Virtual IP failover issue with vmware exsi ip based hashing

arpfailovericmplinuxvmware

We are deploying HA database cluster on exsi which based on virtual IP concept for failover. if One node fail reserved VIP will be assigned to another node

we have two exsi nodes and two virtual machines on those exsi nodes as master and slave.

db_master = 192.168.60.10
db_slsave = 192.168.60.11
reserved_vip = 192.168.60.12

gateway = 192.168.60.1

each exsi node have two interfaces. NIC teaming configured with IP hash-based routing with the of LAG configured on the switch side ( NO LACP).

LAG configured as a trunk port and I terminate VLANs inside the exsi port groups

All of my database servers are on vlan 60 and those are the only VM on the exsi at the moment

I configured virtual port group and assign vlan 60. and network up and running. I can ping other nodes outside my setup and LAG working fine when I remove one cable.

the issue comes with database failover. For normal scenario VIP 192.168.60.12 assigned to db_master. when I switched off db_master VIP will be assigned to db_slave.

The failover software feature is working perfectly fine but when virtual ip (192.168.60.12) assigned to db_slave I cannot ping it anymore from the gateway.

it seems this is arp issue. but I would like to confirm that exsi IP hash-based routing and lag not playing wrong here by effecting the failover.

moreover, I did not check this with application level but only with ICMP

Best Answer

The ESXi's vSwitch doesn't care about IP addresses, just MACs. The "IP hash-based routing" is about L2 load balancing - which egress port is used - and has no relevance for IP routing.

You need to make sure that a gratuitous ARP (GARP) is sent by the failover server and that this GARP is properly processed by all relevant nodes in the segment - they all need to update their ARP cache tables.

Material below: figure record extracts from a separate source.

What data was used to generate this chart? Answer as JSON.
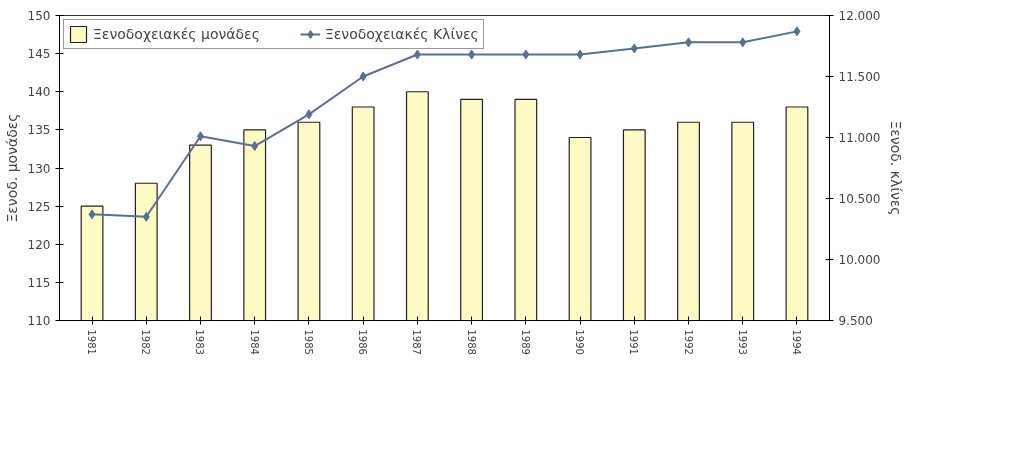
{
  "chart_data": {
    "type": "bar",
    "categories": [
      "1981",
      "1982",
      "1983",
      "1984",
      "1985",
      "1986",
      "1987",
      "1988",
      "1989",
      "1990",
      "1991",
      "1992",
      "1993",
      "1994"
    ],
    "series": [
      {
        "name": "Ξενοδοχειακές μονάδες",
        "color": "#fdfbc3",
        "values": [
          125,
          128,
          133,
          135,
          136,
          138,
          140,
          139,
          139,
          134,
          135,
          136,
          136,
          138
        ]
      },
      {
        "name": "Ξενοδοχειακές Κλίνες",
        "type": "line",
        "axis": "y2",
        "color": "#5a6f96",
        "values": [
          10370,
          10350,
          11010,
          10930,
          11190,
          11500,
          11680,
          11680,
          11680,
          11680,
          11730,
          11780,
          11780,
          11870
        ]
      }
    ],
    "ylabel": "Ξενοδ. μονάδες",
    "y2label": "Ξενοδ. κλίνες",
    "ylim": [
      110,
      150
    ],
    "yticks": [
      110,
      115,
      120,
      125,
      130,
      135,
      140,
      145,
      150
    ],
    "y2lim": [
      9500,
      12000
    ],
    "y2ticks": [
      {
        "value": 9500,
        "label": "9.500"
      },
      {
        "value": 10000,
        "label": "10.000"
      },
      {
        "value": 10500,
        "label": "10.500"
      },
      {
        "value": 11000,
        "label": "11.000"
      },
      {
        "value": 11500,
        "label": "11.500"
      },
      {
        "value": 12000,
        "label": "12.000"
      }
    ],
    "marker": "diamond",
    "legend": "top left",
    "grid": false
  }
}
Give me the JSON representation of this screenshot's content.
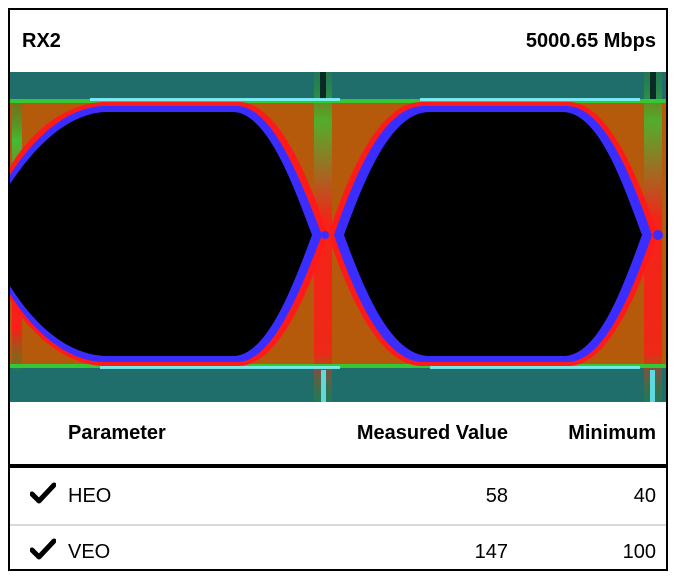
{
  "header": {
    "channel": "RX2",
    "rate": "5000.65 Mbps"
  },
  "eye_diagram": {
    "icon": "eye-diagram-image",
    "colors": {
      "background": "#000000",
      "teal": "#1f6e6c",
      "orange": "#b45a0a",
      "red": "#ff1a1a",
      "blue": "#3a2dff",
      "green": "#36c636",
      "cyan": "#7ff2ff"
    }
  },
  "table": {
    "headers": {
      "parameter": "Parameter",
      "measured": "Measured Value",
      "minimum": "Minimum"
    },
    "rows": [
      {
        "status_icon": "checkmark-icon",
        "parameter": "HEO",
        "measured": "58",
        "minimum": "40"
      },
      {
        "status_icon": "checkmark-icon",
        "parameter": "VEO",
        "measured": "147",
        "minimum": "100"
      }
    ]
  }
}
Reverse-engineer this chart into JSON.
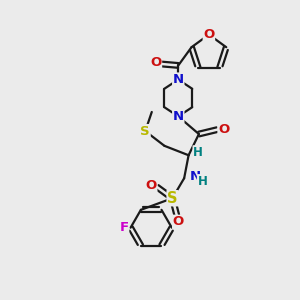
{
  "bg_color": "#ebebeb",
  "bond_color": "#1a1a1a",
  "atom_colors": {
    "N": "#1010cc",
    "O": "#cc1010",
    "S": "#b8b800",
    "F": "#cc00cc",
    "H": "#008080",
    "C": "#1a1a1a"
  },
  "lw": 1.6,
  "fontsize": 9.5
}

Alternatively, the obsolete entry can be deleted (so it gets reARPed). If neither can be done then that failover concept won't work.

Without proper ARP update (IP-to-MAC mapping) the IP packets are sent to the failed MAC node - the switches forward the frame to the failed device (or they might be flooded to all switch ports but with the wrong MAC that makes no difference).

Also, you shouldn't use IP hashing and static LAG on the physical switch opposite the ESXi unless your workload is suited for it. While this does work, the potentially unwanted effect of the LAG group is that the switch decides which port is used to send to the host for a certain vNIC (MAC). With simple, independent ports instead of a LAG trunk and routing by virtual port ID or MAC hash, the switch uses the ports that the destination vNIC/MAC is logically associated with (because it was used for egress and learned) - so the host decides which port is used from switch to host. Generally, this is prefered.

In other words, without static LAG traffic from or to a certain vNIC always uses the same physical port in both directions (controlled by the host). With static LAG the traffic to a certain vNIC might use a different port (controlled by the switch) than the traffic from that vNIC (controlled by the host).

Since a vSwitch never forwards a frame back through a physical port you don't need a LAG trunk or STP to prevent a bridge loop. The ESXi behaves more predictably when you don't use LAG. You can also set up a port group for each physical NIC and fail over to another port group's NIC - that gives you total control over vNIC-to-physical-NIC mapping.